Gallstones occur in one in ten people over the age of 40 and tend to occur in members of the same family. They usually form in the gallbladder, the gallbladder collection bag, and do not cause problems as long as they float in it. They consist mainly of the fatty substance cholesterol, pigments and some salts, and are triggered by a change in the composition of the bile. They are more common in anemic people. Namely, pigmented gallstones can be formed by excessive destruction of red blood cells, and sometimes as a result of narrowing of the bile ducts. Quite often there are more of them and they are as big as a golf ball.

Let’s not wait for complications!

Most people find out about gallstones by chance if they go to see a doctor for some other illness. Therefore, they often do not cause any symptoms or are felt only when one or more stones close the exit from the gallbladder or the common bile duct. A stone that partially or completely blocks the outflow of bile will cause the attacks known as biliary colic, which can have very severe symptoms: mild to severe pain in the upper abdomen, nausea and vomiting. The attacks are usually short, but so painful that we can’t even stand anymore! Then you just need to seek medical help.

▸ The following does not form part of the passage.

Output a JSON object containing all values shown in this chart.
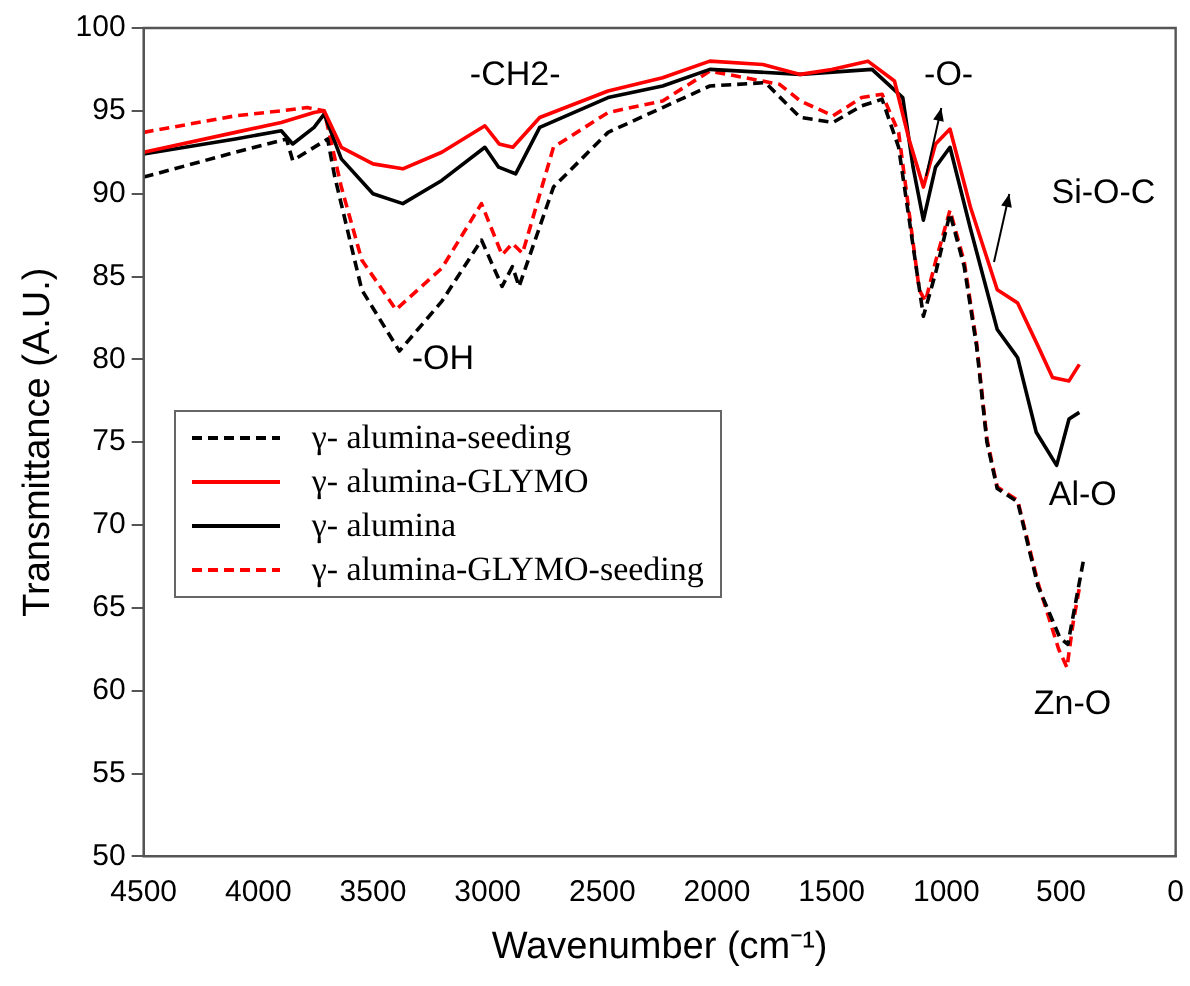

We lie down, take a painkiller, and take nothing but a sip of water here and there. The pain subsides if the stone slips back into the gallbladder or if cramps push it down the bile duct into the duodenum.

Signs of gallbladder inflammation

The problems usually escalate within a few hours. Signs include constant pain in the right side of the abdomen – just below the ribs, pain in the right shoulder, nausea and vomiting, fever and chills. For mild problems, treatment with antibiotics and painkillers helps, and for more severe symptoms, we will be admitted to the hospital. Surgical removal of the gallbladder is usually recommended.